A seguito dei diversi casi di peste suina riscontrati in alcune regioni italiane sui cinghiali, il Ministero della Salute ha raccomandato di rafforzare la sorveglianza nel settore del selvatico e di innalzare la vigilanza sulle misure di biosicurezza nel settore del domestico. A tale proposito, l'Asp di Vibo Valentia intende sensibilizzare il territorio con alcune comunicazioni.

Ricordando che la peste suina colpisce cinghiali e maiali ma non è trasmissibile all'uomo, sottolineando che la zona infetta è limitata a parti del territorio della Liguria e del Piemonte, l'Asp elenca i criteri minimi di biosicurezza per le aziende suinicole familiari:

-divieto di somministrazione di scarti di cucina/ristorazione/rifiuti alimentari e adozione di idonee procedure di smaltimento dei sottoprodotti di origine animale (Reg.
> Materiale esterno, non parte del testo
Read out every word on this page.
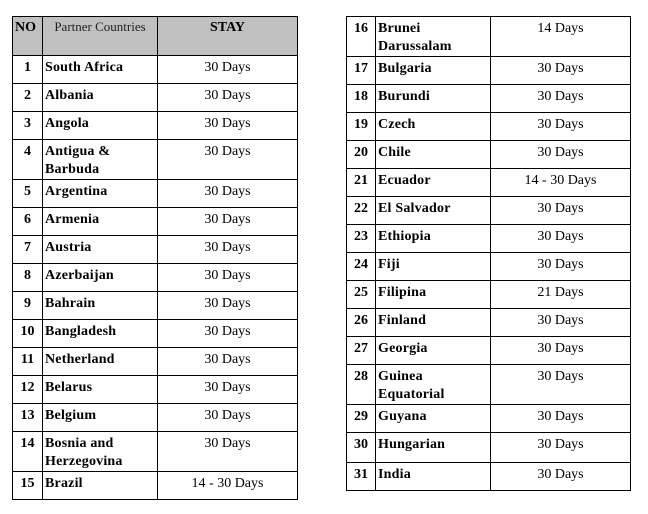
NO	Partner Countries	STAY
1	South Africa	30 Days
2	Albania	30 Days
3	Angola	30 Days
4	Antigua & Barbuda	30 Days
5	Argentina	30 Days
6	Armenia	30 Days
7	Austria	30 Days
8	Azerbaijan	30 Days
9	Bahrain	30 Days
10	Bangladesh	30 Days
11	Netherland	30 Days
12	Belarus	30 Days
13	Belgium	30 Days
14	Bosnia and Herzegovina	30 Days
15	Brazil	14 - 30 Days
16	Brunei Darussalam	14 Days
17	Bulgaria	30 Days
18	Burundi	30 Days
19	Czech	30 Days
20	Chile	30 Days
21	Ecuador	14 - 30 Days
22	El Salvador	30 Days
23	Ethiopia	30 Days
24	Fiji	30 Days
25	Filipina	21 Days
26	Finland	30 Days
27	Georgia	30 Days
28	Guinea Equatorial	30 Days
29	Guyana	30 Days
30	Hungarian	30 Days
31	India	30 Days
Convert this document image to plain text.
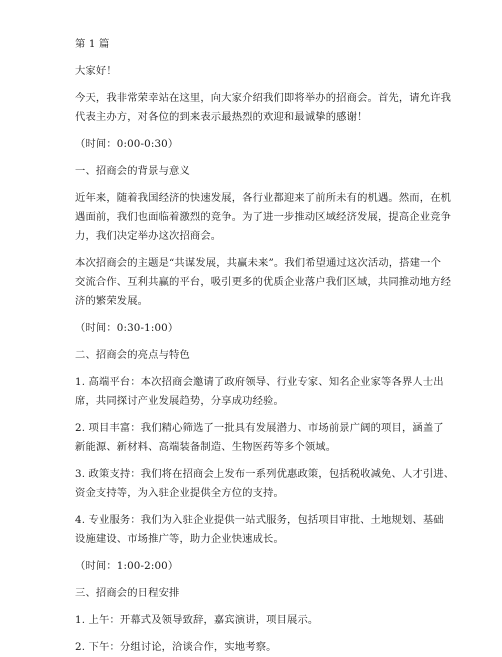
第 1 篇

大家好！

今天，我非常荣幸站在这里，向大家介绍我们即将举办的招商会。首先，请允许我
代表主办方，对各位的到来表示最热烈的欢迎和最诚挚的感谢！

（时间：0:00-0:30）

一、招商会的背景与意义

近年来，随着我国经济的快速发展，各行业都迎来了前所未有的机遇。然而，在机
遇面前，我们也面临着激烈的竞争。为了进一步推动区域经济发展，提高企业竞争
力，我们决定举办这次招商会。

本次招商会的主题是“共谋发展，共赢未来”。我们希望通过这次活动，搭建一个
交流合作、互利共赢的平台，吸引更多的优质企业落户我们区域，共同推动地方经
济的繁荣发展。

（时间：0:30-1:00）

二、招商会的亮点与特色

1. 高端平台：本次招商会邀请了政府领导、行业专家、知名企业家等各界人士出
席，共同探讨产业发展趋势，分享成功经验。

2. 项目丰富：我们精心筛选了一批具有发展潜力、市场前景广阔的项目，涵盖了
新能源、新材料、高端装备制造、生物医药等多个领域。

3. 政策支持：我们将在招商会上发布一系列优惠政策，包括税收减免、人才引进、
资金支持等，为入驻企业提供全方位的支持。

4. 专业服务：我们为入驻企业提供一站式服务，包括项目审批、土地规划、基础
设施建设、市场推广等，助力企业快速成长。

（时间：1:00-2:00）

三、招商会的日程安排

1. 上午：开幕式及领导致辞，嘉宾演讲，项目展示。

2. 下午：分组讨论，洽谈合作，实地考察。
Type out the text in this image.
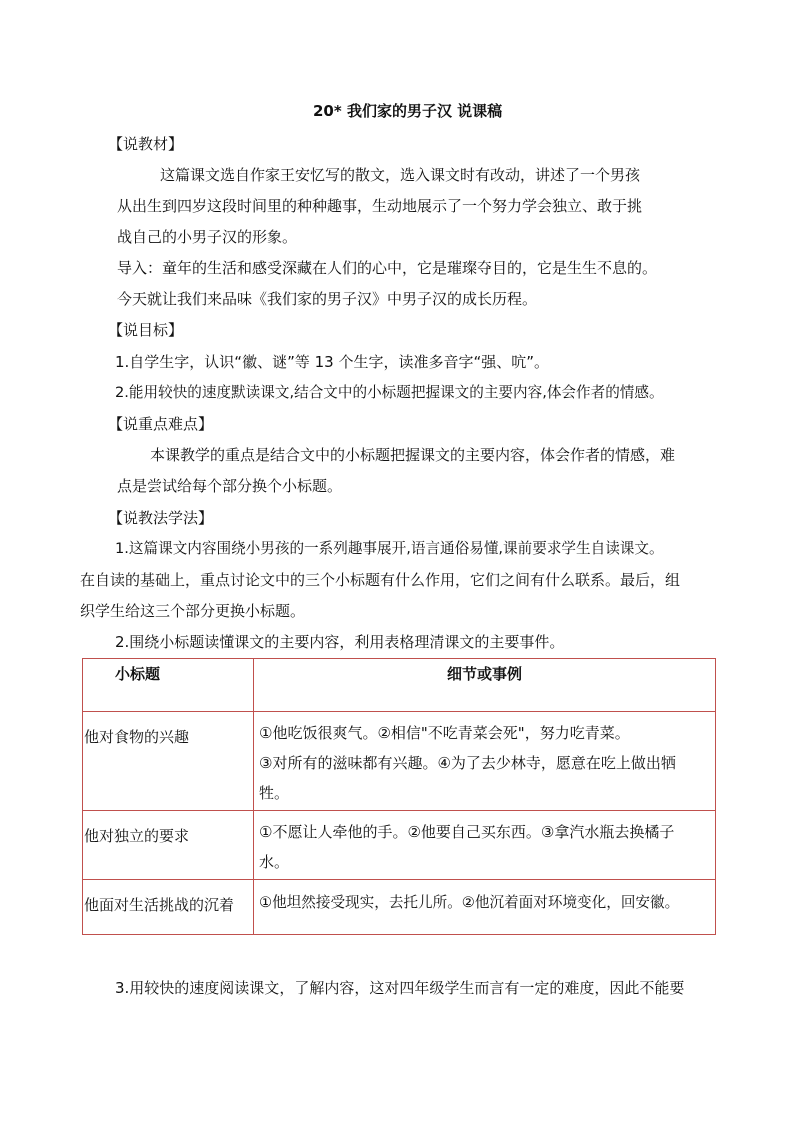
20* 我们家的男子汉 说课稿
【说教材】
这篇课文选自作家王安忆写的散文，选入课文时有改动，讲述了一个男孩
从出生到四岁这段时间里的种种趣事，生动地展示了一个努力学会独立、敢于挑
战自己的小男子汉的形象。
导入：童年的生活和感受深藏在人们的心中，它是璀璨夺目的，它是生生不息的。
今天就让我们来品味《我们家的男子汉》中男子汉的成长历程。
【说目标】
1.自学生字，认识“徽、谜”等 13 个生字，读准多音字“强、吭”。
2.能用较快的速度默读课文,结合文中的小标题把握课文的主要内容,体会作者的情感。
【说重点难点】
本课教学的重点是结合文中的小标题把握课文的主要内容，体会作者的情感，难
点是尝试给每个部分换个小标题。
【说教法学法】
1.这篇课文内容围绕小男孩的一系列趣事展开,语言通俗易懂,课前要求学生自读课文。
在自读的基础上，重点讨论文中的三个小标题有什么作用，它们之间有什么联系。最后，组
织学生给这三个部分更换小标题。
2.围绕小标题读懂课文的主要内容，利用表格理清课文的主要事件。
小标题	细节或事例

他对食物的兴趣	①他吃饭很爽气。②相信"不吃青菜会死"，努力吃青菜。
③对所有的滋味都有兴趣。④为了去少林寺，愿意在吃上做出牺
牲。

他对独立的要求	①不愿让人牵他的手。②他要自己买东西。③拿汽水瓶去换橘子
水。

他面对生活挑战的沉着	①他坦然接受现实，去托儿所。②他沉着面对环境变化，回安徽。
3.用较快的速度阅读课文，了解内容，这对四年级学生而言有一定的难度，因此不能要
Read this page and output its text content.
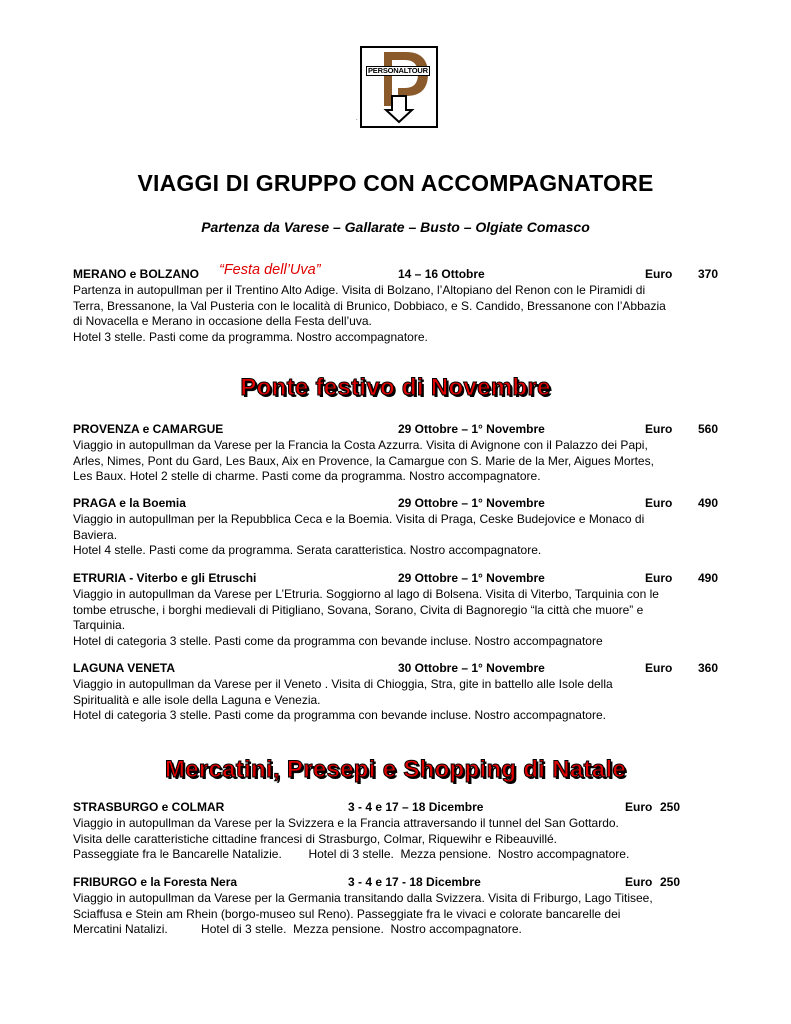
PERSONALTOUR
.
VIAGGI DI GRUPPO CON ACCOMPAGNATORE
Partenza da Varese – Gallarate – Busto – Olgiate Comasco
MERANO e BOLZANO “Festa dell’Uva”	14 – 16 Ottobre	Euro 370
Partenza in autopullman per il Trentino Alto Adige. Visita di Bolzano, l’Altopiano del Renon con le Piramidi di
Terra, Bressanone, la Val Pusteria con le località di Brunico, Dobbiaco, e S. Candido, Bressanone con l’Abbazia
di Novacella e Merano in occasione della Festa dell’uva.
Hotel 3 stelle. Pasti come da programma. Nostro accompagnatore.
Ponte festivo di Novembre
PROVENZA e CAMARGUE	29 Ottobre – 1° Novembre	Euro 560
Viaggio in autopullman da Varese per la Francia la Costa Azzurra. Visita di Avignone con il Palazzo dei Papi,
Arles, Nimes, Pont du Gard, Les Baux, Aix en Provence, la Camargue con S. Marie de la Mer, Aigues Mortes,
Les Baux. Hotel 2 stelle di charme. Pasti come da programma. Nostro accompagnatore.
PRAGA e la Boemia	29 Ottobre – 1° Novembre	Euro 490
Viaggio in autopullman per la Repubblica Ceca e la Boemia. Visita di Praga, Ceske Budejovice e Monaco di
Baviera.
Hotel 4 stelle. Pasti come da programma. Serata caratteristica. Nostro accompagnatore.
ETRURIA - Viterbo e gli Etruschi	29 Ottobre – 1° Novembre	Euro 490
Viaggio in autopullman da Varese per L’Etruria. Soggiorno al lago di Bolsena. Visita di Viterbo, Tarquinia con le
tombe etrusche, i borghi medievali di Pitigliano, Sovana, Sorano, Civita di Bagnoregio “la città che muore” e
Tarquinia.
Hotel di categoria 3 stelle. Pasti come da programma con bevande incluse. Nostro accompagnatore
LAGUNA VENETA	30 Ottobre – 1° Novembre	Euro 360
Viaggio in autopullman da Varese per il Veneto . Visita di Chioggia, Stra, gite in battello alle Isole della
Spiritualità e alle isole della Laguna e Venezia.
Hotel di categoria 3 stelle. Pasti come da programma con bevande incluse. Nostro accompagnatore.
Mercatini, Presepi e Shopping di Natale
STRASBURGO e COLMAR	3 - 4 e 17 – 18 Dicembre	Euro 250
Viaggio in autopullman da Varese per la Svizzera e la Francia attraversando il tunnel del San Gottardo.
Visita delle caratteristiche cittadine francesi di Strasburgo, Colmar, Riquewihr e Ribeauvillé.
Passeggiate fra le Bancarelle Natalizie.        Hotel di 3 stelle.  Mezza pensione.  Nostro accompagnatore.
FRIBURGO e la Foresta Nera	3 - 4 e 17 - 18 Dicembre	Euro 250
Viaggio in autopullman da Varese per la Germania transitando dalla Svizzera. Visita di Friburgo, Lago Titisee,
Sciaffusa e Stein am Rhein (borgo-museo sul Reno). Passeggiate fra le vivaci e colorate bancarelle dei
Mercatini Natalizi.          Hotel di 3 stelle.  Mezza pensione.  Nostro accompagnatore.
CE n. 1069/2009);
- evitare qualsiasi contatto con suini di altri allevamenti e con i cinghiali;
-evitare qualsiasi contatto con carcasse di cinghiali (inclusi sottoprodotti, residui di carcassa o di caccia) e segnalarne immediatamente la presenza, alle autorità competenti;
-adottare appropriate misure igienico-sanitarie in allevamento (cambio indumenti e calzature in entrata e in uscita dall'azienda, applicazione di adeguate procedure di disinfezione in corrispondenza dell'ingresso in azienda e nei locali di stabulazione) e se possibile utilizzare calzari monouso;
-utilizzare disinfettanti efficaci ed idonei come previsto dalle norme vigenti;
-divieto di contatto con i suini allevati in azienda nelle 48 ore successive alle attività di caccia;
-divieto di ingresso in azienda di persone/veicoli non autorizzati. Ogni ingresso di persone e veicoli all'interno dell'allevamento deve essere documentato;
-controllo veterinario ufficiale in ogni macellazione a domicilio;
-divieto di utilizzo di scrofe/verri per la riproduzione.